Global defaults continued their record-setting pace during the second quarter of 2002 with 60 companies defaulting on a record US$52.6 billion of rated debt, according to a preliminary analysis of data by Standard & Poor’s.

The second quarter defaults beat the record set in the first quarter of 2002, when a record 95 companies defaulted on US$38.4 billion of rated debt. At least 50 companies have defaulted each quarter for the past year-and-a-half, according to Brooks Brady, associate director for corporate default research at S&P’s Risk Solutions.

“This quarter’s high volume of defaults means that 10.7% of speculative-grade issuers have defaulted in the past 12 months, which is the highest percentage of defaults since the second quarter of 1992, when the default rate reached 12.5%,” Brady said. “Although the annual default rate for 2002 will most likely exceed the default rate for 2001, quarterly default rates should begin to decrease by the end of this year,” he predicted.

“Standard & Poor’s expects default rates to decrease somewhat in the U.S. during the third and fourth quarters of this year, while European default rates may reach a peak in the third quarter,” said Diane Vazza, managing director of S&P’s Global Fixed Income Research. “Assuming the U.S. economy continues to improve and the markets continue to require high credit quality from issuers, we expect default rates to decrease over the next two to three years. We expect continued weakness in the telecom, media, and entertainment sectors over the next several months.”

The quarterly default rate for speculatively rated issuers for the second quarter reached 2.7%, which is less than the record high of 4.1% reached in the first quarter.
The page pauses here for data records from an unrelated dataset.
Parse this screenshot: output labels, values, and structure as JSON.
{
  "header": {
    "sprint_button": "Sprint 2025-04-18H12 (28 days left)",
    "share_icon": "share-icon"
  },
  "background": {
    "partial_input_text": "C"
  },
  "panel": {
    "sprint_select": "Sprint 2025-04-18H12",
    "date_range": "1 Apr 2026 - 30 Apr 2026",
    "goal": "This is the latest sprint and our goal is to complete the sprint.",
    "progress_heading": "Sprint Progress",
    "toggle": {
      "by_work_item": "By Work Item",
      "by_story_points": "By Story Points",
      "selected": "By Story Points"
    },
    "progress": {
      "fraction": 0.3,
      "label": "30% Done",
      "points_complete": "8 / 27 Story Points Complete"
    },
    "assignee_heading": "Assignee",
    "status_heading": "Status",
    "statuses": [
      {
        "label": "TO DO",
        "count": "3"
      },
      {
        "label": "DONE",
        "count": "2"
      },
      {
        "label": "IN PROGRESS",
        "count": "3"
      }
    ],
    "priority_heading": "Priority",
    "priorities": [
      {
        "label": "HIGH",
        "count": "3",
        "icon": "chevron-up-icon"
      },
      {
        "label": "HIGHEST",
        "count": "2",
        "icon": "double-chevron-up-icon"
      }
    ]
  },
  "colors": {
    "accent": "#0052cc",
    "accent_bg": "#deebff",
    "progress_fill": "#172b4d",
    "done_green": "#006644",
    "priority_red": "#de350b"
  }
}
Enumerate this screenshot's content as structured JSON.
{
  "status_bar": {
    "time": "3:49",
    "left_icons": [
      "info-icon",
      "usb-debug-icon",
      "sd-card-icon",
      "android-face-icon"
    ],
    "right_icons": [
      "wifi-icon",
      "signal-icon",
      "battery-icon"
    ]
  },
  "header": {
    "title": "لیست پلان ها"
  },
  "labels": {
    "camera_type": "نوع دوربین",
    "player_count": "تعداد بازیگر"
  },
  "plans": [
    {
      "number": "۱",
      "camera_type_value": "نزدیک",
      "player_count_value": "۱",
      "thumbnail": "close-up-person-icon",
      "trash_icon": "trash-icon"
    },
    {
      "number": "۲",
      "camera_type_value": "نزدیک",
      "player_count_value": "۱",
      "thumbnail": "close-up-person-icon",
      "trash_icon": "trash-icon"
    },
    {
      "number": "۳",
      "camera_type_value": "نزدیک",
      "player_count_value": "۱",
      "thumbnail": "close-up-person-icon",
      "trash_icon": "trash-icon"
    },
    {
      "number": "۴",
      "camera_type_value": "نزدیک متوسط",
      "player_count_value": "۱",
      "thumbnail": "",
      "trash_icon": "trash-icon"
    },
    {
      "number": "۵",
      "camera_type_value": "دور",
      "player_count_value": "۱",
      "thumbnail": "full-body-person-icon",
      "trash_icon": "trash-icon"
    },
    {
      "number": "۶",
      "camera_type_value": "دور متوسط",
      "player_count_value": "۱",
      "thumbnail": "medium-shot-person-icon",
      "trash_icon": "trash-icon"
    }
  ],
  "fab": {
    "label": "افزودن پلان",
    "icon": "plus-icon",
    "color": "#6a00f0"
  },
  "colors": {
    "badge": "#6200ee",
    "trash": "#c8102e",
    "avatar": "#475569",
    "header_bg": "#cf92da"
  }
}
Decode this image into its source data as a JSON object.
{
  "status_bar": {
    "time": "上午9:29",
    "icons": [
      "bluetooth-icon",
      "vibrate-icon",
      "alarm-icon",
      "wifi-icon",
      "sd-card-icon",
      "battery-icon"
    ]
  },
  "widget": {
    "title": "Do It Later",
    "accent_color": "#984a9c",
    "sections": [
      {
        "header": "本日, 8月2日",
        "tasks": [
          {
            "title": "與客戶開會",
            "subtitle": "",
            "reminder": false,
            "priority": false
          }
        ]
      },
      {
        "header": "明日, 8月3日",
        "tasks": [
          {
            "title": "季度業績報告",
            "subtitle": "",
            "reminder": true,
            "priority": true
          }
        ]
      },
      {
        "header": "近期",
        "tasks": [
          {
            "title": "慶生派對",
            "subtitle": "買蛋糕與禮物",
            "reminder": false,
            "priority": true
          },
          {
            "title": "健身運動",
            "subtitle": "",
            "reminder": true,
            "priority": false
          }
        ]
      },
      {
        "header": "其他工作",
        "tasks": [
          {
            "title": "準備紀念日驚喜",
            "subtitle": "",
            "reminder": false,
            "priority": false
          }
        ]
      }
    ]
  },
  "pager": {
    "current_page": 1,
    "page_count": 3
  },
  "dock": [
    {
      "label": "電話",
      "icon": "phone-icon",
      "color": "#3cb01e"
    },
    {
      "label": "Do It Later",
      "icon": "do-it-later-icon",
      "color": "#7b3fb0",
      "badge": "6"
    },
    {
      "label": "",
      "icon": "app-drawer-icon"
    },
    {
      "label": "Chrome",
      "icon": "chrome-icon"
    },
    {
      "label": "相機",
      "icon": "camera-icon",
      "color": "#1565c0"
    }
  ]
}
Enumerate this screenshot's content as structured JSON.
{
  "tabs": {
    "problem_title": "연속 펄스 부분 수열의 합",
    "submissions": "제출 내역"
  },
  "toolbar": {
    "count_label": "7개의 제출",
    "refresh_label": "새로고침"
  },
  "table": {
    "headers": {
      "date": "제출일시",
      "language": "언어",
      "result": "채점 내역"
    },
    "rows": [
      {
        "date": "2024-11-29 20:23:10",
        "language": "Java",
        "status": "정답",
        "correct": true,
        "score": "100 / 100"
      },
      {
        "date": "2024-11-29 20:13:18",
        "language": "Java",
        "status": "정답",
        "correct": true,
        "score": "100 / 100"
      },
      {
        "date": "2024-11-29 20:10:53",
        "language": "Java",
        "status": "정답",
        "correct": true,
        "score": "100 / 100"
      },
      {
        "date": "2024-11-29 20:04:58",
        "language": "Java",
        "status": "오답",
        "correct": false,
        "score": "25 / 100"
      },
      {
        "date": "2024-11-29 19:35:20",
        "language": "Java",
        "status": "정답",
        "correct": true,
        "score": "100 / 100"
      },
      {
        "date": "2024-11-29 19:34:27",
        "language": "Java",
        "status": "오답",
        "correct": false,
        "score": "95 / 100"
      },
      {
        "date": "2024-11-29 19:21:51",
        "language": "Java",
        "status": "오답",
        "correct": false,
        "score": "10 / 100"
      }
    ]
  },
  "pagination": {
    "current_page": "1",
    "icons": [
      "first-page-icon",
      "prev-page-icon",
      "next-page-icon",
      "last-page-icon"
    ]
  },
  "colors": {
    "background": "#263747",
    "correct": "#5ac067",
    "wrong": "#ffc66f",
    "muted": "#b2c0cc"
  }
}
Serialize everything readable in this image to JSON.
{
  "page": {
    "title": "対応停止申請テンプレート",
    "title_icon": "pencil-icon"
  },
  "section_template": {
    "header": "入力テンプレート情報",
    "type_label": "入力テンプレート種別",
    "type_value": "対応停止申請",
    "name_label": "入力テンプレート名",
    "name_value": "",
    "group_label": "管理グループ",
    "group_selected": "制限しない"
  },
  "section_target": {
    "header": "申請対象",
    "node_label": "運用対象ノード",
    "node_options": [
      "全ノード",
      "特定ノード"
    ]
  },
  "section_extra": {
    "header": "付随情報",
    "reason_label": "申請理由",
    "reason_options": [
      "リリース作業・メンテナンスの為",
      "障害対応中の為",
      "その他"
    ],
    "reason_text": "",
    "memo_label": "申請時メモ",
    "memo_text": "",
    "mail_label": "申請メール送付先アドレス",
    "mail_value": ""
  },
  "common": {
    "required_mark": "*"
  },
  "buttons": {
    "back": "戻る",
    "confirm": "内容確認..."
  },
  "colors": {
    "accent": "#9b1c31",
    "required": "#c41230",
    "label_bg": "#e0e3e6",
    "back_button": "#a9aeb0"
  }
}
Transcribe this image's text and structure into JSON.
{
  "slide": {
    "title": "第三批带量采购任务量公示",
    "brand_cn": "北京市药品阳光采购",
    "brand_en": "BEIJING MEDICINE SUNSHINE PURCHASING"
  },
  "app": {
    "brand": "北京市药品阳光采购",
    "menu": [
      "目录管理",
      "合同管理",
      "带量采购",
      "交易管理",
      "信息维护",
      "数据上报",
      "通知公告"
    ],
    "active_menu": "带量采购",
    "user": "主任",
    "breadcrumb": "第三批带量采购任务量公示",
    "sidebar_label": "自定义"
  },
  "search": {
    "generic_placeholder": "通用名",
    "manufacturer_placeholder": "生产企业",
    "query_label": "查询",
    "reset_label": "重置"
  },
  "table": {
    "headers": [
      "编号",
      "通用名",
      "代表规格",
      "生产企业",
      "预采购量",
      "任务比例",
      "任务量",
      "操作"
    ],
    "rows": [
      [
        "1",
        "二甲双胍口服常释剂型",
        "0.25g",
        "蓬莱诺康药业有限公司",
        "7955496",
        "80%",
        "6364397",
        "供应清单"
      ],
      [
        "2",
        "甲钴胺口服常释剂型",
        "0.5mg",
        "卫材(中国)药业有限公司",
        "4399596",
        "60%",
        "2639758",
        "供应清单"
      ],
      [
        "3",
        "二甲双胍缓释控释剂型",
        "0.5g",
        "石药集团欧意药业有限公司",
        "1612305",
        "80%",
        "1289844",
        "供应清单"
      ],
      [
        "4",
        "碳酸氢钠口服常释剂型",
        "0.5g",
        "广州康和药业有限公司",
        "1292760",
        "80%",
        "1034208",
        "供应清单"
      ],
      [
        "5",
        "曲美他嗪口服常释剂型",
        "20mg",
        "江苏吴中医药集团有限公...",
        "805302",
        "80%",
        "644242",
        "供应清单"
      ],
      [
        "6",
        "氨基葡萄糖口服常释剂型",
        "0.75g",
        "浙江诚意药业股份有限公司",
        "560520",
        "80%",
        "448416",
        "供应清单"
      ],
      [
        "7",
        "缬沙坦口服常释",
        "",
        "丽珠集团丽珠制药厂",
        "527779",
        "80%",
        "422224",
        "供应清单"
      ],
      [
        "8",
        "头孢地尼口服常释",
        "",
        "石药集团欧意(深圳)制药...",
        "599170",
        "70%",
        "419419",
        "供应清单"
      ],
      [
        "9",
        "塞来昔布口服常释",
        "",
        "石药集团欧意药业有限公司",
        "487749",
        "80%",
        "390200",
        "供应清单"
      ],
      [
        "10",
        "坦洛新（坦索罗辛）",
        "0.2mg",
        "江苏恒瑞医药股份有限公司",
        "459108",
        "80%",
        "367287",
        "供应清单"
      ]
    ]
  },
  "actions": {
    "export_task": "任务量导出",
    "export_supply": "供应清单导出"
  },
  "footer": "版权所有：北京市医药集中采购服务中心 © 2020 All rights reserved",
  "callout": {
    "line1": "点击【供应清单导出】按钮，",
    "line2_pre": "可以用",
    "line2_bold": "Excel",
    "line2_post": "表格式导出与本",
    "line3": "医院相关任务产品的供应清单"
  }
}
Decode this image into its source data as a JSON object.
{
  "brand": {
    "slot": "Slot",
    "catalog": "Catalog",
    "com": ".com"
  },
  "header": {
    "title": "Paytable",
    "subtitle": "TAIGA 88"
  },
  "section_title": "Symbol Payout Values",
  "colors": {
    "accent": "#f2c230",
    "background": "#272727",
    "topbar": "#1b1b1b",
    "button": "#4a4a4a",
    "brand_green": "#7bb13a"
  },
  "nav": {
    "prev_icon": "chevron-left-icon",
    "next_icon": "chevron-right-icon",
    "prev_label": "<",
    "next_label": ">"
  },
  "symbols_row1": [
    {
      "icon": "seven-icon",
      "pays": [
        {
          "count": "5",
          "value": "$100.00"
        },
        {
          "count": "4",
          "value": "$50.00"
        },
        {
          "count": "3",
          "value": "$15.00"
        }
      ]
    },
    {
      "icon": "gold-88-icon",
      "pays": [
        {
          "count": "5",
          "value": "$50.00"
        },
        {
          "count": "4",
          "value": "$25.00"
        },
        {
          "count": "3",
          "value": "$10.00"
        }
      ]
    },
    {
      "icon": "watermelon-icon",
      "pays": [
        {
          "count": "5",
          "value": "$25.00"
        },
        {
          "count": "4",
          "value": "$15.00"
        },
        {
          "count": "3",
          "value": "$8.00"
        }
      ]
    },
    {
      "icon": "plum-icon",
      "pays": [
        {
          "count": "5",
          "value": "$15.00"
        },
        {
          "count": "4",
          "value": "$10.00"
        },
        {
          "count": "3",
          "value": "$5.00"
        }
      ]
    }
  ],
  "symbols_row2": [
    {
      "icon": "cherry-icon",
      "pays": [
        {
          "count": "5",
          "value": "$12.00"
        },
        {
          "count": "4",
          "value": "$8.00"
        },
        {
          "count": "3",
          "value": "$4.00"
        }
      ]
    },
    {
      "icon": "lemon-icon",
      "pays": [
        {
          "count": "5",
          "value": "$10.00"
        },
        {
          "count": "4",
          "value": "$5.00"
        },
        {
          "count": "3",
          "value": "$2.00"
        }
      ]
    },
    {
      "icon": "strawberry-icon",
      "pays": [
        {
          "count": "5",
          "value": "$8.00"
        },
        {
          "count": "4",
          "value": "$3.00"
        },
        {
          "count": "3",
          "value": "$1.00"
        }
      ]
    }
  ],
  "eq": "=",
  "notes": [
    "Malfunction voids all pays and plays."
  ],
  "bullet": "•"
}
This puts 2002 on pace to exceed 2001’s annual default rate of 8.8%. Even when Argentina is removed from these figures, the year-to-date global speculative-grade default rate is 4.7%, which is greater than the 4.3% recorded last year at this time.

The second quarter defaults with the largest dollar value of rated debt were Adelphia Communications Corp. (with US$14.3 billion), NTL Inc. (US$9.3 billion), Williams Communications Group Inc. (US$3.5 billion), and Teleglobe Inc. (US$2.5 billion). Teleglobe Inc. was the only investment-grade company that defaulted during the second quarter. Of all issuers globally, both investment and speculative-grade, 2.4% have defaulted since the beginning of the year.

During the second quarter, 34 companies defaulted in the U.S., followed by four each in Argentina and Germany, three each in Bermuda, Canada, Mexico, and the Netherlands, two in the U.K, and one each in Brazil, Italy, Russia, and Switzerland.